The Right and Minimum income. Explaining Italian exceptionalism
Cleavages
Political Competition
Social Policy
Social Welfare
Welfare State
Abstract
Since the 1980s, politics matters has become a key hypothesis in welfare state research, widely applied by scholars to interpret overall welfare state arrangements and sectoral developments that occurred in core social policy areas, especially pensions and health care. Conversely, the political dimension of minimum income protection has received substantially less consideration. Narrow policy analyses and governance issues, either at the national level or in comparative perspective, have in fact largely prevailed with regard to this policy field, usually considered less contentious, due to a limited impact on overall welfare budgets, coupled with the scarce power resources and political mobilization of (would-be) beneficiaries of anti-poverty measures. In light of the “weak politics” of Minimum income schemes (MIS), the introduction of these programs has often been interpreted as the unquestioned result of policy learning and/or mimesis-diffusion processes.
Against such backdrop, the paper aims at contributing to the politics of welfare literature providing evidence of the potentially contentious nature of anti-poverty policies. To this end, we consider the developments of MIS in Italy during the period 1996-2011, in an attempt to make sense of what can be termed a sort of Italian exceptionalism. Italy represents in fact an intriguing case-study from a comparative standpoint for two intertwined reasons. First, from a policy perspective, Italy is one of the last EU-28 member states still lacking a last-resort safety net for working-age individuals in the form a fully-fledged minimum income scheme. The Italian exception, however, is not the result of political and institutional inertia; quite the opposite, it is the outcome - despite high functional pressure - of a somewhat incoherent trajectory made of several attempts followed by policy reversal, at both the national and regional level. Second, from an interpretative standpoint, policy developments observed at the national and regional levels are rather puzzling in comparative perspective, thus calling for interpretation in causal terms. In contrast to what observed in other European countries, political dynamics came in fact to be salient in Italy not just regarding the introduction of a MIS, but also for its continuation or termination, and this holds true at both the national and regional level. Party politics therefore appears to have had a broader impact on the fortunes of MIS in Italy with respect to other EU peers, where the advent of center-right coalitions did not call into question the existence of such schemes, either in early-bird countries – i.e., the UK, Germany and Austria – or as in late-comer countries – i.e., Portugal and Poland.
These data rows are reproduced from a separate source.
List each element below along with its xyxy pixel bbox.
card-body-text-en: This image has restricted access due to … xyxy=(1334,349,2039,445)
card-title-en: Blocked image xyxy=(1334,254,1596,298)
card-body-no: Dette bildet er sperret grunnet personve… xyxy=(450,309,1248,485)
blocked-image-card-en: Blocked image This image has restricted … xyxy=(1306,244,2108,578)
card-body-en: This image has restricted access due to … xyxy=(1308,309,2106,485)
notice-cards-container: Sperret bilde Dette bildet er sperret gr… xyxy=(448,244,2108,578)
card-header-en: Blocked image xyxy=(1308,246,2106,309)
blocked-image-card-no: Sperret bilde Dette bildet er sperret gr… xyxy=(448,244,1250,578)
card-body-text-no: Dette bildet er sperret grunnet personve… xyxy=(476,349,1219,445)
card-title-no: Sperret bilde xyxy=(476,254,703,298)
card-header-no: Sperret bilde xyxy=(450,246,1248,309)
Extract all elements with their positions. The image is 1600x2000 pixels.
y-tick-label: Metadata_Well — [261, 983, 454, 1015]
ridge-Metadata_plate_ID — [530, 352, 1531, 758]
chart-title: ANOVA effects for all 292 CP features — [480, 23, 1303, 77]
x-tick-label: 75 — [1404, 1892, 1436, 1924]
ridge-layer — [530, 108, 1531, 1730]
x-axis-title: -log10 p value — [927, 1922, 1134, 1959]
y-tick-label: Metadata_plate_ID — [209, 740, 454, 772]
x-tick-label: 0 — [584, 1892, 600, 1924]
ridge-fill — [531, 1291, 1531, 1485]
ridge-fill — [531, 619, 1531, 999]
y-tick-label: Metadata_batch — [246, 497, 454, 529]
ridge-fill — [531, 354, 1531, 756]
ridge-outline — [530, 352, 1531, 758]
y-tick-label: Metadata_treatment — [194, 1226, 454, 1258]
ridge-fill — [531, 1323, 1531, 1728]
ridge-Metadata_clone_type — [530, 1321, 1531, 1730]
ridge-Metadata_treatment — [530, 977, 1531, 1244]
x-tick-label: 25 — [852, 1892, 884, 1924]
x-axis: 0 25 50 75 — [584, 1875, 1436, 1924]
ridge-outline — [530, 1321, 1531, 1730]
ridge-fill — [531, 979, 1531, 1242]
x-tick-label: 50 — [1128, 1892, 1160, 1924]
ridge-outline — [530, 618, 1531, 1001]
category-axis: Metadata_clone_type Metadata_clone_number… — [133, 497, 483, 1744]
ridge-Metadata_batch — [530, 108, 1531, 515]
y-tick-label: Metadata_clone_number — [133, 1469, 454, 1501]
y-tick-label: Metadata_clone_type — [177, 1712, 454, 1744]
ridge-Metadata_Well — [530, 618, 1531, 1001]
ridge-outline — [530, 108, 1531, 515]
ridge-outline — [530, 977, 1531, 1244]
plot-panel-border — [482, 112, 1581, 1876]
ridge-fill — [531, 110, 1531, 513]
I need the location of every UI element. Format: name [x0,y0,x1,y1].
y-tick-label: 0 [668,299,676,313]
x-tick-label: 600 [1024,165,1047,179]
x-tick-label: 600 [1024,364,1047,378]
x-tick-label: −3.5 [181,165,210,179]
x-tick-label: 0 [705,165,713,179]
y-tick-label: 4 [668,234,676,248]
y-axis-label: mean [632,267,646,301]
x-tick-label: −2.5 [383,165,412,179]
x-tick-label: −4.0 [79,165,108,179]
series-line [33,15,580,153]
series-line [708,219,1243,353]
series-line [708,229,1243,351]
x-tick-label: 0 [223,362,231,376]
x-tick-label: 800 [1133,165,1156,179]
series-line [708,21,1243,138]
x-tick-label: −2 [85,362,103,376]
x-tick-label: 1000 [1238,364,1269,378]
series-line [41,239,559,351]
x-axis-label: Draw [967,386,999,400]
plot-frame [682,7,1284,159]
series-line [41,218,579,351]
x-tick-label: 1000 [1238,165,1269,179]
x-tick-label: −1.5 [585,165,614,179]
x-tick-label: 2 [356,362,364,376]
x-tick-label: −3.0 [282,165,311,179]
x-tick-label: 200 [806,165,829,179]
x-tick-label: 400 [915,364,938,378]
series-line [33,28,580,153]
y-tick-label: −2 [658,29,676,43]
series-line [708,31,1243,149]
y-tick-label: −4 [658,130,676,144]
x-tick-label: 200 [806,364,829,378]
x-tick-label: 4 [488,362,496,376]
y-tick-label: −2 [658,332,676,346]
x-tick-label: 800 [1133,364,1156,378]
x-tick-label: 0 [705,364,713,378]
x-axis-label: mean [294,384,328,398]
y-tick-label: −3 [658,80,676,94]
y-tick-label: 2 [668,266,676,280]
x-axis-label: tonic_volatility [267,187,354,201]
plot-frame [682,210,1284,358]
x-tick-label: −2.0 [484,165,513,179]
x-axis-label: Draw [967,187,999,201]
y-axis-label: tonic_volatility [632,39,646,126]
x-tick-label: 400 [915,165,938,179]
Questioning the expected classical left vs. right parties’ divide towards minimum income, the paper shows that the activation of additional lines of conflict - especially within the center-right camp – is key to make MIS a politically contentious issue, challenging its introduction/consolidation. Our empirical findings suggest that politics matters for MIS, yet political “contentiousness” is more likely to emerge in multi-party systems, that reflect complex underlying political cleavages.